The redesign of Music Week, which has a circulation hovering around the 8,000 mark, has been achieved with the help of design company This is Real Art. As is the modern custom, it is heavily linked to changes and new features in its website, musicweek.com.
The new logo is based on a fast forward button, the new masthead is clear and simple and it has lots of lovely white space. But don’t judge the redesigned Music Week by its minimalist cover, which weakens its initial impact. It’s certainly subtle, and the cover lines do tell you what the main features are. It also echoes the recent industry news that Hard-Fi are doing away with cover art on their new album.
Inside, the opening spread begins to reveal the real radical nature of the new look. The staff list and publishing paraphernalia have been moved to free up space – and there’s plenty of it around the outside and across the bottom.

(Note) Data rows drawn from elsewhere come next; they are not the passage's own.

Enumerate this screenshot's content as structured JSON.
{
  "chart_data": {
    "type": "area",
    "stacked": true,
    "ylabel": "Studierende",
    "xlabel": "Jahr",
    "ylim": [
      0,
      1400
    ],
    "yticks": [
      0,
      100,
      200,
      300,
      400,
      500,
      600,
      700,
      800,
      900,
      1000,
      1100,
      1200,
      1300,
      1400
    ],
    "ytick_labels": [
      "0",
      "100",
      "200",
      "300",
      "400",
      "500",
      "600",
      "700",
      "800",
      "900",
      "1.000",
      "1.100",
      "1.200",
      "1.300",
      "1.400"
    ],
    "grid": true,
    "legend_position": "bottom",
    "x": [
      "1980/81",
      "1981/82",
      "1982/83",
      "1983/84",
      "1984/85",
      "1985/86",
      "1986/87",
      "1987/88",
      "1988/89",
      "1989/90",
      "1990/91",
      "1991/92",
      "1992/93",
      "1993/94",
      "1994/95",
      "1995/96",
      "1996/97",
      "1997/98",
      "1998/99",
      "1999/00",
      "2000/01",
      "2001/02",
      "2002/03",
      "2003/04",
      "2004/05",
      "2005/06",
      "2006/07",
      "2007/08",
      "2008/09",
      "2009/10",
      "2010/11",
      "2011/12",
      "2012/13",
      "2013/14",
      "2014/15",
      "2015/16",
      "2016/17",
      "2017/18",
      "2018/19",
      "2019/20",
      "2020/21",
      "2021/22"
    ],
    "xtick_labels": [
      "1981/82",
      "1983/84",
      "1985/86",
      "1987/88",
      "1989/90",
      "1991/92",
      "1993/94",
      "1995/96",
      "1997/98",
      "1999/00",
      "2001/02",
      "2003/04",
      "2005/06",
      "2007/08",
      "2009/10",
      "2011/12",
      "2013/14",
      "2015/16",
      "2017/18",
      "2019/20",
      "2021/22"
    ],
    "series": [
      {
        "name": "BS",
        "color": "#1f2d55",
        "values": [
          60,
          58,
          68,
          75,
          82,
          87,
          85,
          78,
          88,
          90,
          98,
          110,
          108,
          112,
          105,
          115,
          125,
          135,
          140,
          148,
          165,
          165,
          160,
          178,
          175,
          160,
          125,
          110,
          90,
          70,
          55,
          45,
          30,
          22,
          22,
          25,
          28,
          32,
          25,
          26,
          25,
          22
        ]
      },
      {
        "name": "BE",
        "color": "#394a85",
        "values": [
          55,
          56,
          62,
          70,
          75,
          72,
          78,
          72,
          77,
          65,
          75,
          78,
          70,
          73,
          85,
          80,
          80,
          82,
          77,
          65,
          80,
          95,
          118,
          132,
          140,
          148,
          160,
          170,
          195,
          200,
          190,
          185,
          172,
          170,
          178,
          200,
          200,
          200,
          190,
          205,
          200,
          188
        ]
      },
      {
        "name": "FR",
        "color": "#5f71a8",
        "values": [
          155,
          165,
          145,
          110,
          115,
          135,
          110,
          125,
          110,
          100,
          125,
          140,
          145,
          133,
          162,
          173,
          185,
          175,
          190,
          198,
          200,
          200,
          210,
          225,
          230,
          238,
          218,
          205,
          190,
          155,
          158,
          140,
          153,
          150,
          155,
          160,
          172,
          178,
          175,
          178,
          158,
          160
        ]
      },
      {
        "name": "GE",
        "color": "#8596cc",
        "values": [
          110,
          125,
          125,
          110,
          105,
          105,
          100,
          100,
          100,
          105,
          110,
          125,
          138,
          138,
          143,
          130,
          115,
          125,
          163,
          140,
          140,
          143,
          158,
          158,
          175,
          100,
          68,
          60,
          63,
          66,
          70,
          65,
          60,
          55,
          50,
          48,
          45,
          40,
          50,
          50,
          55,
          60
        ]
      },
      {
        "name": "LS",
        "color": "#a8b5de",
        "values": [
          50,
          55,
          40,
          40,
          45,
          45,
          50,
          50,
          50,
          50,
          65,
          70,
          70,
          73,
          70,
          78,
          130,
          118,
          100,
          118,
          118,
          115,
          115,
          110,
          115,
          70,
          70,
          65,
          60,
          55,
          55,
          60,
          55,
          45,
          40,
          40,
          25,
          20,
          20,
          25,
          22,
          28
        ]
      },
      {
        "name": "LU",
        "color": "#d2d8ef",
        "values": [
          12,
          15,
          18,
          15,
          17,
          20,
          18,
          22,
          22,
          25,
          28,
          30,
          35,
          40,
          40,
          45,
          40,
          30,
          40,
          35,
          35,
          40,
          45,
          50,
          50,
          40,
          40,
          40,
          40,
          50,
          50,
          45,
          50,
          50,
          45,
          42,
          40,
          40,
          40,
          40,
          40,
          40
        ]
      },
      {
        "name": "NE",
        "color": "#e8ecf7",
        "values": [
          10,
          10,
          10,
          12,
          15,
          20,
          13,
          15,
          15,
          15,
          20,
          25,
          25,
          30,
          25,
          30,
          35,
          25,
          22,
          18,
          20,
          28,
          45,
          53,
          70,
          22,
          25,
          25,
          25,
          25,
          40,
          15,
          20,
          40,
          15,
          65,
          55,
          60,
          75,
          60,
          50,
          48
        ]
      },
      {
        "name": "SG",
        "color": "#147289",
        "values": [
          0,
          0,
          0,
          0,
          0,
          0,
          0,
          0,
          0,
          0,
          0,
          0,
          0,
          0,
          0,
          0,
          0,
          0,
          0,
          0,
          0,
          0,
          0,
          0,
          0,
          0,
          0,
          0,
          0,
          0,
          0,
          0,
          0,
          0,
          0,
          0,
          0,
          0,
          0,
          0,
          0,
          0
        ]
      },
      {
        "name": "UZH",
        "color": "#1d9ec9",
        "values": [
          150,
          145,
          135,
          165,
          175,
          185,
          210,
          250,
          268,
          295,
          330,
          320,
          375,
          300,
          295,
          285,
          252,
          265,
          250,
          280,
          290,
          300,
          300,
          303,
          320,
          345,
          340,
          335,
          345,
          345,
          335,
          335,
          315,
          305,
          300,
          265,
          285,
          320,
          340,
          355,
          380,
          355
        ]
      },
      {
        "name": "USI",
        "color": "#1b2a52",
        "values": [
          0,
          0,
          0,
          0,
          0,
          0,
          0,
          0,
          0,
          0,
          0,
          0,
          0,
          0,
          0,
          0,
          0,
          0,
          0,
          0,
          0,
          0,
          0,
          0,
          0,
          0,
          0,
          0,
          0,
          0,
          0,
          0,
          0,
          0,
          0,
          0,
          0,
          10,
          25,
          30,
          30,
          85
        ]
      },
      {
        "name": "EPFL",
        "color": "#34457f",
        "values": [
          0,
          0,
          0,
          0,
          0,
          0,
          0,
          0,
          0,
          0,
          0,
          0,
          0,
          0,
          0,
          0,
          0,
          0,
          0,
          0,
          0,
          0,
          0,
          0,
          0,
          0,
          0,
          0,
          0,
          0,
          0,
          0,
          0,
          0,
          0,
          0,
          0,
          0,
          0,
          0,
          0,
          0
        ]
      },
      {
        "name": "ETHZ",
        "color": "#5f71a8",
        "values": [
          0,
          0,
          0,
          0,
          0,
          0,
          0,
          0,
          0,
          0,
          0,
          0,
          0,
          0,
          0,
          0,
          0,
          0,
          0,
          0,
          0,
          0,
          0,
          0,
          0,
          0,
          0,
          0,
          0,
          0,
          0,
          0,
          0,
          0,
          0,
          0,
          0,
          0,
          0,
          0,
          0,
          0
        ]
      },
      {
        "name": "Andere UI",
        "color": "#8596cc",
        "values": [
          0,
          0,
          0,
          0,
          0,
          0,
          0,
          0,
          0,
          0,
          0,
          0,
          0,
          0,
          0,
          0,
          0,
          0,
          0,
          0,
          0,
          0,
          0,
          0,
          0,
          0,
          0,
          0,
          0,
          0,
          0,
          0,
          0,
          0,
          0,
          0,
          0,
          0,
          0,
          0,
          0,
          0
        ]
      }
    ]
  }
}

The new headline (Akkurat) and body (Typ1451) typefaces come in to play here, with no sign of any serifs. The colour palette begins to identify itself with subtle blues chosen for the news section, which extends to page 11.

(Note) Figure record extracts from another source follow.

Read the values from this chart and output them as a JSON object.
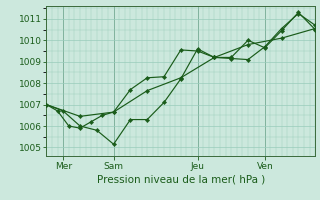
{
  "title": "",
  "xlabel": "Pression niveau de la mer( hPa )",
  "ylabel": "",
  "bg_color": "#cce8dd",
  "grid_color": "#99ccbb",
  "line_color": "#1a5c1a",
  "ylim": [
    1004.6,
    1011.6
  ],
  "xlim": [
    0,
    48
  ],
  "yticks": [
    1005,
    1006,
    1007,
    1008,
    1009,
    1010,
    1011
  ],
  "xtick_positions": [
    3,
    12,
    27,
    39
  ],
  "xtick_labels": [
    "Mer",
    "Sam",
    "Jeu",
    "Ven"
  ],
  "vlines": [
    3,
    12,
    27,
    39
  ],
  "series1": {
    "x": [
      0,
      2,
      4,
      6,
      8,
      10,
      12,
      15,
      18,
      21,
      24,
      27,
      30,
      33,
      36,
      39,
      42,
      45,
      48
    ],
    "y": [
      1007.0,
      1006.7,
      1006.0,
      1005.9,
      1006.2,
      1006.5,
      1006.65,
      1007.7,
      1008.25,
      1008.3,
      1009.55,
      1009.5,
      1009.2,
      1009.15,
      1009.1,
      1009.7,
      1010.55,
      1011.25,
      1010.7
    ]
  },
  "series2": {
    "x": [
      0,
      3,
      6,
      9,
      12,
      15,
      18,
      21,
      24,
      27,
      30,
      33,
      36,
      39,
      42,
      45,
      48
    ],
    "y": [
      1007.0,
      1006.7,
      1006.0,
      1005.8,
      1005.15,
      1006.3,
      1006.3,
      1007.1,
      1008.2,
      1009.6,
      1009.2,
      1009.2,
      1010.0,
      1009.65,
      1010.45,
      1011.3,
      1010.5
    ]
  },
  "series3": {
    "x": [
      0,
      6,
      12,
      18,
      24,
      30,
      36,
      42,
      48
    ],
    "y": [
      1007.0,
      1006.45,
      1006.65,
      1007.65,
      1008.25,
      1009.2,
      1009.8,
      1010.1,
      1010.55
    ]
  }
}
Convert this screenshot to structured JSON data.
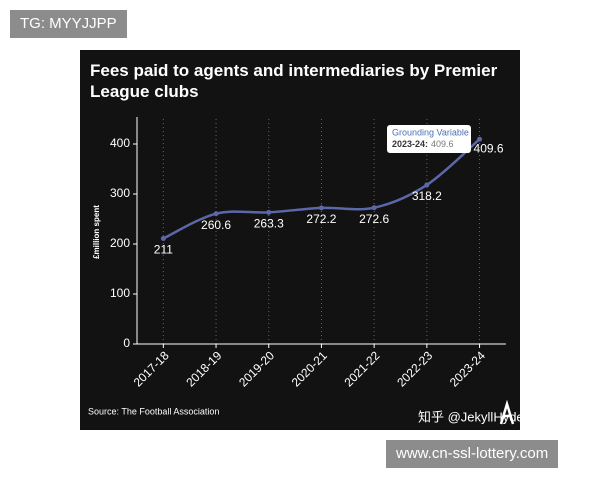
{
  "overlay": {
    "top_left": "TG: MYYJJPP",
    "bottom_right": "www.cn-ssl-lottery.com",
    "watermark": "知乎 @JekyllHyde"
  },
  "chart_data": {
    "type": "line",
    "title": "Fees paid to agents and intermediaries by Premier League clubs",
    "y_label": "£million spent",
    "source": "Source: The Football Association",
    "categories": [
      "2017-18",
      "2018-19",
      "2019-20",
      "2020-21",
      "2021-22",
      "2022-23",
      "2023-24"
    ],
    "series": [
      {
        "name": "Grounding Variable",
        "color": "#5b67a8",
        "values": [
          211,
          260.6,
          263.3,
          272.2,
          272.6,
          318.2,
          409.6
        ]
      }
    ],
    "tooltip": {
      "label": "2023-24:"
    },
    "ylim": [
      0,
      450
    ],
    "yticks": [
      0,
      100,
      200,
      300,
      400
    ],
    "grid": true
  }
}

The magazine is essential reading for those in the music industry and, as such, has a lot of ground to cover. The design really works in its flexibility to allow longer articles to co-exist in harmony with several smaller newsbites. This is achieved by taking the radical step of basing the layout on a seven-column grid, allowing small columns to flow down the outer wings or even the middle to break up the heavier page leads.
The magazine aims to focus on several new editorial aims: to spotlight creativity and innovation among the broader music business; to focus on the individuals driving these changes; to build audience interaction, with more opinion and views from across the industry; to offer deeper analysis – the inside take on the changes within the business; and to continue supporting the development of British talent, at home and abroad.

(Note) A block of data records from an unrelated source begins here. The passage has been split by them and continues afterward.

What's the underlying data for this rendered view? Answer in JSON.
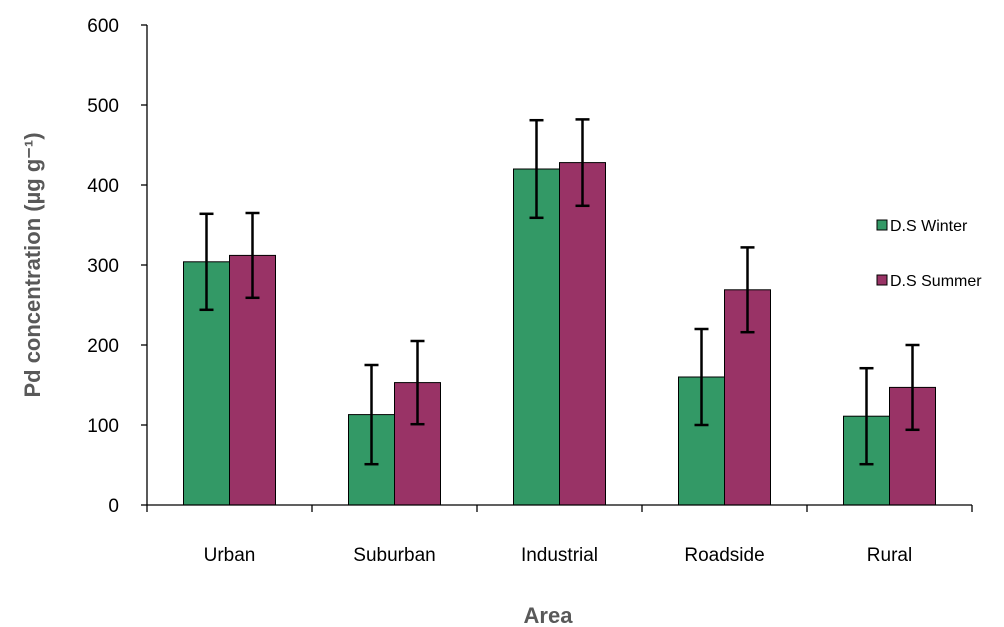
{
  "chart_data": {
    "type": "bar",
    "xlabel": "Area",
    "ylabel": "Pd concentration (µg g⁻¹)",
    "ylim": [
      0,
      600
    ],
    "yticks": [
      0,
      100,
      200,
      300,
      400,
      500,
      600
    ],
    "categories": [
      "Urban",
      "Suburban",
      "Industrial",
      "Roadside",
      "Rural"
    ],
    "series": [
      {
        "name": "D.S Winter",
        "color": "#339966",
        "values": [
          304,
          113,
          420,
          160,
          111
        ],
        "error": [
          60,
          62,
          61,
          60,
          60
        ]
      },
      {
        "name": "D.S Summer",
        "color": "#993366",
        "values": [
          312,
          153,
          428,
          269,
          147
        ],
        "error": [
          53,
          52,
          54,
          53,
          53
        ]
      }
    ],
    "legend_position": "right",
    "grid": false
  }
}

The latter is interesting, as it implies that the magazine is not just reporting industry news and views, but also fulfilling a talent-spotting and promotional role.
Fast forward to features and the colour palette changes to a pastel pinky-purple and the narrow columns move off the wing to take up a more midfield role. Perhaps here the new sans type appears too thin and light to make for easy reading.
The middle of this week’s magazine is a tribute to the much-lamented Mancunian band Joy Division. It’s a bold design, with colour photos giving way to moody chiaroscuro; with pink and white type on a dark grey background. It’s daring and hard to read – but worth it for the content.
The pink turns to brown for a two-page classified section, then it’s straight into 10 green-themed Datafile pages. This section is challenging, providing a new feature on upcoming record releases and, natch, page after page of all-important ratings charts with sales and airplays.
It’s always been a daunting task for editors and designers to come up with an attractive and readable way of presenting vast chunks of statistical information. It so nearly works here, but is let down by too many changes in point size and a plethora of colours.
Overall, a radical, modern new look for a business magazine which treats its audience with respect.